Born in Baguio City, Philippines, I immigrated to New York City when I was 13 years old to reunite with my mother who had been recruited to work in the US during a nursing shortage at the height of the AIDS crisis. My work as an immigrants’ rights and human rights advocate was motivated by my experience as a daughter of an overseas foreign worker and a political prisoner (my father was a student activist during the dictatorship of Ferdinand Marcos) and as an immigrant myself.
I volunteer for the New Sanctuary Coalition’s Accompaniment Program and have gone to Washington, D.C. on congressional lobbying visits with the New York Immigration Coalition. Concerned about the ongoing human rights violations in the Philippines under President Rodrigo Duterte, I joined the Malaya Movement and the coalition New York for the Philippine Human Rights Act, calling on US Congress to suspend assistance to Philippine security forces until they cease and are held accountable for human rights violations. I’ve been invited to speak about my work as an activist on KCSB-FM, Santa Barbara and most recently on Quiet Before: Unearthing Anti-Asian Violence, Panel 4: The Future, a series of virtual programming hosted by Womankind, the Chinese American Museum DC, the 1882 Foundation, and Eaton Workshop.

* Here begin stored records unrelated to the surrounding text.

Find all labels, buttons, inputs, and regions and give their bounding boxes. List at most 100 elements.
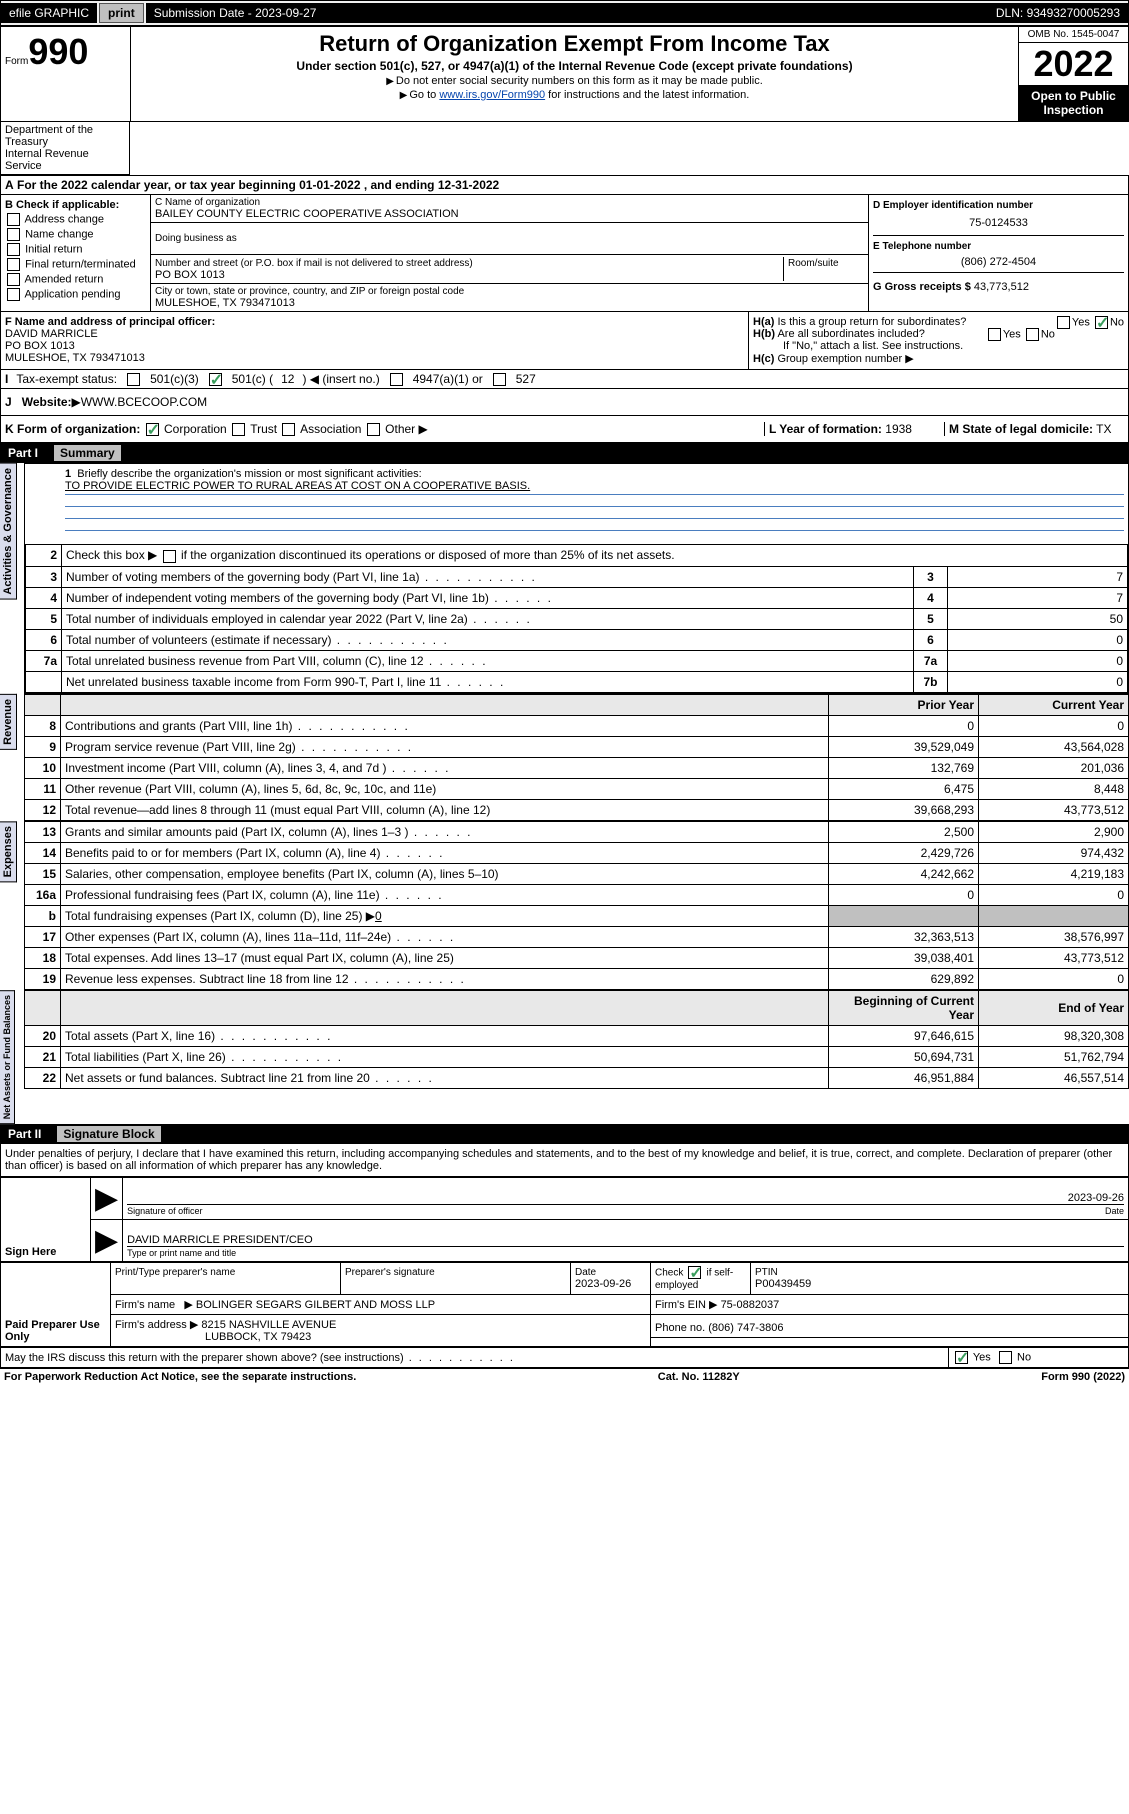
chk-self-employed[interactable] — [688, 1266, 701, 1279]
topbar: efile GRAPHIC print Submission Date - 20… — [0, 0, 1129, 26]
line-22: 22Net assets or fund balances. Subtract … — [25, 1067, 1129, 1088]
line-11: 11Other revenue (Part VIII, column (A), … — [25, 778, 1129, 799]
line-7a: 7aTotal unrelated business revenue from … — [26, 650, 1128, 671]
form-subtitle: Under section 501(c), 527, or 4947(a)(1)… — [135, 59, 1014, 73]
line-16a: 16aProfessional fundraising fees (Part I… — [25, 884, 1129, 905]
net-assets-section: Net Assets or Fund Balances Beginning of… — [0, 990, 1129, 1124]
line-14: 14Benefits paid to or for members (Part … — [25, 842, 1129, 863]
omb: OMB No. 1545-0047 — [1019, 27, 1128, 43]
chk-501c3[interactable] — [127, 373, 140, 386]
header-mid: Return of Organization Exempt From Incom… — [131, 27, 1018, 121]
chk-name-change[interactable]: Name change — [5, 228, 146, 241]
officer-name: DAVID MARRICLE PRESIDENT/CEO — [127, 1234, 313, 1246]
chk-address-change[interactable]: Address change — [5, 213, 146, 226]
signature-intro: Under penalties of perjury, I declare th… — [0, 1144, 1129, 1177]
line-19: 19Revenue less expenses. Subtract line 1… — [25, 968, 1129, 989]
goto-note: Go to www.irs.gov/Form990 for instructio… — [135, 89, 1014, 101]
line-20: 20Total assets (Part X, line 16)97,646,6… — [25, 1025, 1129, 1046]
row-a-tax-year: A For the 2022 calendar year, or tax yea… — [0, 175, 1129, 195]
form-title: Return of Organization Exempt From Incom… — [135, 31, 1014, 57]
street: PO BOX 1013 — [155, 269, 225, 281]
side-revenue: Revenue — [0, 694, 17, 750]
part1-header: Part I Summary — [0, 443, 1129, 463]
chk-trust[interactable] — [232, 423, 245, 436]
hb-no[interactable] — [1026, 328, 1039, 341]
section-i: I Tax-exempt status: 501(c)(3) 501(c) (1… — [0, 370, 1129, 389]
irs-link[interactable]: www.irs.gov/Form990 — [439, 89, 545, 101]
firm-name: BOLINGER SEGARS GILBERT AND MOSS LLP — [196, 1299, 435, 1311]
section-f: F Name and address of principal officer:… — [1, 312, 748, 369]
ha-yes[interactable] — [1057, 316, 1070, 329]
chk-other[interactable] — [367, 423, 380, 436]
revenue-section: Revenue Prior YearCurrent Year 8Contribu… — [0, 694, 1129, 821]
open-public: Open to Public Inspection — [1019, 85, 1128, 121]
side-expenses: Expenses — [0, 821, 17, 882]
line-13: 13Grants and similar amounts paid (Part … — [25, 821, 1129, 842]
ein: 75-0124533 — [873, 217, 1124, 229]
page-footer: For Paperwork Reduction Act Notice, see … — [0, 1368, 1129, 1385]
phone: (806) 272-4504 — [873, 256, 1124, 268]
section-f-h: F Name and address of principal officer:… — [0, 312, 1129, 370]
line-8: 8Contributions and grants (Part VIII, li… — [25, 715, 1129, 736]
side-governance: Activities & Governance — [0, 463, 17, 600]
city: MULESHOE, TX 793471013 — [155, 297, 864, 309]
line-5: 5Total number of individuals employed in… — [26, 608, 1128, 629]
form-number-box: Form990 — [1, 27, 131, 121]
chk-4947[interactable] — [390, 373, 403, 386]
chk-irs-no[interactable] — [999, 1351, 1012, 1364]
section-b: B Check if applicable: Address change Na… — [0, 195, 1129, 312]
chk-501c[interactable] — [209, 373, 222, 386]
section-h: H(a) Is this a group return for subordin… — [748, 312, 1128, 369]
part2-header: Part II Signature Block — [0, 1124, 1129, 1144]
ha-no[interactable] — [1095, 316, 1108, 329]
submission-date: Submission Date - 2023-09-27 — [146, 3, 988, 23]
side-net-assets: Net Assets or Fund Balances — [0, 990, 15, 1124]
form-header: Form990 Return of Organization Exempt Fr… — [0, 26, 1129, 122]
website: WWW.BCECOOP.COM — [81, 395, 207, 409]
gross-receipts: 43,773,512 — [974, 281, 1029, 293]
expenses-section: Expenses 13Grants and similar amounts pa… — [0, 821, 1129, 990]
section-j: J Website: ▶ WWW.BCECOOP.COM — [0, 389, 1129, 416]
hb-yes[interactable] — [988, 328, 1001, 341]
efile-label: efile GRAPHIC — [1, 3, 97, 23]
col-d-e-g: D Employer identification number 75-0124… — [868, 195, 1128, 311]
line-9: 9Program service revenue (Part VIII, lin… — [25, 736, 1129, 757]
sign-here-block: Sign Here ▶ 2023-09-26Signature of offic… — [0, 1177, 1129, 1262]
dept-treasury: Department of the Treasury Internal Reve… — [0, 122, 130, 175]
line-3: 3Number of voting members of the governi… — [26, 566, 1128, 587]
print-button[interactable]: print — [99, 3, 144, 23]
chk-corp[interactable] — [146, 423, 159, 436]
col-b-checkboxes: B Check if applicable: Address change Na… — [1, 195, 151, 311]
line-7b: Net unrelated business taxable income fr… — [26, 671, 1128, 692]
year: 2022 — [1019, 43, 1128, 85]
rev-header: Prior YearCurrent Year — [25, 694, 1129, 715]
year-box: OMB No. 1545-0047 2022 Open to Public In… — [1018, 27, 1128, 121]
section-k: K Form of organization: Corporation Trus… — [0, 416, 1129, 443]
line-15: 15Salaries, other compensation, employee… — [25, 863, 1129, 884]
line-2: 2Check this box ▶ if the organization di… — [26, 545, 1128, 566]
line-17: 17Other expenses (Part IX, column (A), l… — [25, 926, 1129, 947]
col-c-org: C Name of organization BAILEY COUNTY ELE… — [151, 195, 868, 311]
line-10: 10Investment income (Part VIII, column (… — [25, 757, 1129, 778]
line-18: 18Total expenses. Add lines 13–17 (must … — [25, 947, 1129, 968]
net-header: Beginning of Current YearEnd of Year — [25, 990, 1129, 1025]
dln: DLN: 93493270005293 — [988, 3, 1128, 23]
chk-assoc[interactable] — [282, 423, 295, 436]
line-4: 4Number of independent voting members of… — [26, 587, 1128, 608]
org-name: BAILEY COUNTY ELECTRIC COOPERATIVE ASSOC… — [155, 208, 864, 220]
line-21: 21Total liabilities (Part X, line 26)50,… — [25, 1046, 1129, 1067]
governance-section: Activities & Governance 1 Briefly descri… — [0, 463, 1129, 693]
chk-application-pending[interactable]: Application pending — [5, 288, 146, 301]
may-irs-discuss: May the IRS discuss this return with the… — [1, 1347, 1129, 1367]
ssn-note: Do not enter social security numbers on … — [135, 75, 1014, 87]
line-6: 6Total number of volunteers (estimate if… — [26, 629, 1128, 650]
chk-initial-return[interactable]: Initial return — [5, 243, 146, 256]
paid-preparer-block: Paid Preparer Use Only Print/Type prepar… — [0, 1262, 1129, 1347]
line-12: 12Total revenue—add lines 8 through 11 (… — [25, 799, 1129, 820]
line-1: 1 Briefly describe the organization's mi… — [25, 464, 1128, 544]
chk-final-return[interactable]: Final return/terminated — [5, 258, 146, 271]
line-16b: bTotal fundraising expenses (Part IX, co… — [25, 905, 1129, 926]
chk-amended-return[interactable]: Amended return — [5, 273, 146, 286]
chk-irs-yes[interactable] — [955, 1351, 968, 1364]
chk-527[interactable] — [493, 373, 506, 386]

I’m also a painter and was a member of the We Make America (WMA) artist/activist collective, which created thought-provoking objects, images, and actions to inspire and empower people to be critical thinkers and to engage as active participants in democracy. My work has been exhibited at Karenderya in Nyack, New York (“Fil-Am Road, 2019“); Areté Venue and Gallery (“The Art of Protest,” 2018), Miranda Kuo Gallery (“Stop The Killings: A Pop-Up Exhibition Against the Duterte Fascist Regime,” 2018), and Pratt Institute (“We Make America,” 2018) in New York City; as well as in a traveling exhibition at the Los Angeles County Museum of Art, Millennium Park in Chicago, and the Whitney Museum of American Art (“The Sketchbook Project 2016 Tour”).